2011-03-30 56 views
6

有沒有一種方法可以通過NLTK從synsets中獲取WordNet選擇限制(如+動畫,+人等)? 或者是否有其他方式提供有關synset的語義信息?我能得到的最接近的是上位關係。NLTK中的字網選擇限制

回答

4

這取決於什麼是你的「選擇限制」或我稱之爲語義特徵,因爲在傳統的語義,存在的concepts世界和概念之間進行比較,我們必須找到

  • 鑑別特徵
  • 相似特徵(即,其被用於區分它們彼此的概念特徵)(即類似的概念的特徵和強調需要區分它們)

例如:

Man is [+HUMAN], [+MALE], [+ADULT] 
Woman is [+HUMAN], [-MALE], [+ADULT] 

[+HUMAN] and [+ADULT] = similarity features 
[+-MALE] is the discrimating features 

傳統語義的共同問題,把這個理論在計算語義的

這個問題:「有沒有的,我們可以用功能的特定列表比較任何

「如果是這樣,該列表上的功能是什麼?」 概念?「

(詳見www.acl.ldc.upenn.edu/E/E91/E91-1034.pdf)

再回到WordNet的,我可以建議2層的方法來解決「選擇限制「

首先,檢查上位詞的區分功能,但首先您必須確定什麼是區分功能。爲了區分動物和人類,我們將區分特徵作爲[+人類]和[+ - 動物]。

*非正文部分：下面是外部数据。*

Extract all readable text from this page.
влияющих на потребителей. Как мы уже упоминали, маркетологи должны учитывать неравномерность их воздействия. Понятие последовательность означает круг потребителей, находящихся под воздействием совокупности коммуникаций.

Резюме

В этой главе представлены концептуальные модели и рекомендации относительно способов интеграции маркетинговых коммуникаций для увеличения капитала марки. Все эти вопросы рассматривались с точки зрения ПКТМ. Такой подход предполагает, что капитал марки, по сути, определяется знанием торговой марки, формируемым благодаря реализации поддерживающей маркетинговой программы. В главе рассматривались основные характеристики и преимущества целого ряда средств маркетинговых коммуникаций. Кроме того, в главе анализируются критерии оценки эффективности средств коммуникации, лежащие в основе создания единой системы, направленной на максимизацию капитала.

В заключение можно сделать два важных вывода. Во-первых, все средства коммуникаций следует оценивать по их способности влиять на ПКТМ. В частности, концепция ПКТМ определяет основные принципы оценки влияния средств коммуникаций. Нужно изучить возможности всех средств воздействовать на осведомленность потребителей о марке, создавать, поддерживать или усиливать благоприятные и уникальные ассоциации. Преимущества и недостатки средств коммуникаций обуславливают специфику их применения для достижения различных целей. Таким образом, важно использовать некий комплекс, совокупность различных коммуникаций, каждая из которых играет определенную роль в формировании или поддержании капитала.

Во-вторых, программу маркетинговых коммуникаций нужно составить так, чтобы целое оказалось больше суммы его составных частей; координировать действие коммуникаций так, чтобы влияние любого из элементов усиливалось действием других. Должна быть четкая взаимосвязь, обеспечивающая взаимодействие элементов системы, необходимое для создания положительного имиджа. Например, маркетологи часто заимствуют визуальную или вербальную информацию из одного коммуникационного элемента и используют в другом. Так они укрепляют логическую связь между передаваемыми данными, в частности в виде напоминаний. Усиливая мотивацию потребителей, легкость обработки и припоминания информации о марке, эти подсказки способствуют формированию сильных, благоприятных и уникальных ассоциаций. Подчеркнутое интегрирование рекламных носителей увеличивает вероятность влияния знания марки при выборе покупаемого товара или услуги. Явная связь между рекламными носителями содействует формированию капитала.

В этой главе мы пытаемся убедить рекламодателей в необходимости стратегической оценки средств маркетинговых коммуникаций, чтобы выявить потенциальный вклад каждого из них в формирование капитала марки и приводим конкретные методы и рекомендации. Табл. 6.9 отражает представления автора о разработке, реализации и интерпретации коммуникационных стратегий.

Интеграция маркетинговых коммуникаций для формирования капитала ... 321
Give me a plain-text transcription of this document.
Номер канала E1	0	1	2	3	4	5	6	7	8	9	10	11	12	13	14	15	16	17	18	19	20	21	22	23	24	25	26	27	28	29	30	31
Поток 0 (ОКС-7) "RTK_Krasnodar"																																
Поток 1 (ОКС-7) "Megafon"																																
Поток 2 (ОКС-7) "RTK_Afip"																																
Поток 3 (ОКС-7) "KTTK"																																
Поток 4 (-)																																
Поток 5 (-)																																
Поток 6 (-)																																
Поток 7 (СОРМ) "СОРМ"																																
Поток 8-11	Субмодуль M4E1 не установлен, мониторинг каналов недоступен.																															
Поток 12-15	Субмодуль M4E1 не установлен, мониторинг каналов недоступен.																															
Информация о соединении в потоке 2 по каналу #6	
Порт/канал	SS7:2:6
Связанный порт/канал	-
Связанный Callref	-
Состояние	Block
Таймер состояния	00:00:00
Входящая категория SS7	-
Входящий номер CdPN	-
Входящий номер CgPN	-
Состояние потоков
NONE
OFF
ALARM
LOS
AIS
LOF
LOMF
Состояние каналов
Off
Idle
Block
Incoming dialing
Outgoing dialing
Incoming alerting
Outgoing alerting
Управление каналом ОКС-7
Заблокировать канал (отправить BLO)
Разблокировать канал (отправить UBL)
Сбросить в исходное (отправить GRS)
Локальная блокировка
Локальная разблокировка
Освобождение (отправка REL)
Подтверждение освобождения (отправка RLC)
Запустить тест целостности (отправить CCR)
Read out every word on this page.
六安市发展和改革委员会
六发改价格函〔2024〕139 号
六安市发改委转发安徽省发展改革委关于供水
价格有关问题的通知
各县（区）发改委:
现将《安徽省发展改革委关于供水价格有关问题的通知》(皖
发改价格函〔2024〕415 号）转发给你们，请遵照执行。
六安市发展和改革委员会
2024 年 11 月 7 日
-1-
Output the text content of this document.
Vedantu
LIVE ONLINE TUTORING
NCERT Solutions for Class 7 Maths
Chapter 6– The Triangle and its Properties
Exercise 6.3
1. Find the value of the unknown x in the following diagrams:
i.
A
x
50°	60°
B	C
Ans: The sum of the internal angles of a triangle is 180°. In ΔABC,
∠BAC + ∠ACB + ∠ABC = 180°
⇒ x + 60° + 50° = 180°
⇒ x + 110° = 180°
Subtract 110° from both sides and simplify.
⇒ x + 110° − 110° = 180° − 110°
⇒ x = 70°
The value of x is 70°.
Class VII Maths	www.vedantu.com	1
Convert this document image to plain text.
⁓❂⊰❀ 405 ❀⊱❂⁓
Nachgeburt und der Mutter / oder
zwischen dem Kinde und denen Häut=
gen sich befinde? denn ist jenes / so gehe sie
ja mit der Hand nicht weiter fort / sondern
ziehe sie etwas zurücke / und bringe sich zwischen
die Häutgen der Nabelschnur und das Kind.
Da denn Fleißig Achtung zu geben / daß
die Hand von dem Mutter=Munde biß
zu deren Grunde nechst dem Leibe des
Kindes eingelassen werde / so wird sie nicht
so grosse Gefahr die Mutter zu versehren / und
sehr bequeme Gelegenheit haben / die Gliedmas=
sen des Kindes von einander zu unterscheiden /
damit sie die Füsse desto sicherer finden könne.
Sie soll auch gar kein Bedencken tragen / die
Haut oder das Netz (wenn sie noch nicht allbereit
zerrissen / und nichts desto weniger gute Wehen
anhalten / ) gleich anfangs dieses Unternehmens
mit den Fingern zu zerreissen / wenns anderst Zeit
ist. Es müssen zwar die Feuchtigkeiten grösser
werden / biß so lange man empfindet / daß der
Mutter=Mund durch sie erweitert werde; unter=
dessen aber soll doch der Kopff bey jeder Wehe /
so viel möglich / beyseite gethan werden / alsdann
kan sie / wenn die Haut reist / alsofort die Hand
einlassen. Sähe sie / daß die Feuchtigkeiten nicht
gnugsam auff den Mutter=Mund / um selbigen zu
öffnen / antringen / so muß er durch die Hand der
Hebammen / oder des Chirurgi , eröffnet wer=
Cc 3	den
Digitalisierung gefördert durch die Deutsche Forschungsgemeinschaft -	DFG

from nltk.corpus import wordnet as wn 

# Concepts to compare 
dog_sense = wn.synsets('dog')[0] # It's http://goo.gl/b9sg9X 
jb_sense = wn.synsets('James_Baldwin')[0] # It's http://goo.gl/CQQIG9 

# To access the hypernym_paths()[0] 
# It's weird for that hypernym_paths gives a list of list rather than a list, nevertheless it works. 
dog_hypernyms = dog_sense.hypernym_paths()[0] 
jb_hypernyms = jb_sense.hypernym_paths()[0] 


# Discriminating features in terms of concepts in WordNet 
human = wn.synset('person.n.01') # i.e. [+human] 
animal = wn.synset('animal.n.01') # i.e. [+animal] 

try: 
    assert human in jb_hypernyms and animal not in jb_hypernyms 
    print "James Baldwin is human" 
except: 
    print "James Baldwin is not human" 

try: 
    assert human in dog_hypernyms and animal not in dog_hypernyms 
    print "Dog is an animal" 
except: 
    print "Dog is not an animal" 

二,檢查@Jacob建議的相似性度量。

dog_sense = wn.synsets('dog')[0] # It's http://goo.gl/b9sg9X 
jb_sense = wn.synsets('James_Baldwin')[0] # It's http://goo.gl/CQQIG9 

# Features to check against whether the 'dubious' concept is a human or an animal 
human = wn.synset('person.n.01') # i.e. [+human] 
animal = wn.synset('animal.n.01') # i.e. [+animal] 

if dog_sense.wup_similarity(animal) > dog_sense.wup_similarity(human): 
    print "Dog is more of an animal than human" 
elif dog_sense.wup_similarity(animal) < dog_sense.wup_similarity(human): 
    print "Dog is more of a human than animal" 
+0

謝謝您的詳細解答。我前一段時間意識到,由於您提到的原因,我無法在WordNet中找到相似性/區分性功能。 – erickrf 2013-12-04 17:38:31

0

你可以嘗試使用一些相似功能與精選的synsets,並使用它來過濾。但它基本上與上位詞樹相同 - afaik所有的詞網相似度函數在計算中都使用上位詞距離。另外,synset有很多可選屬性值得探索,但它們的存在可能非常不一致。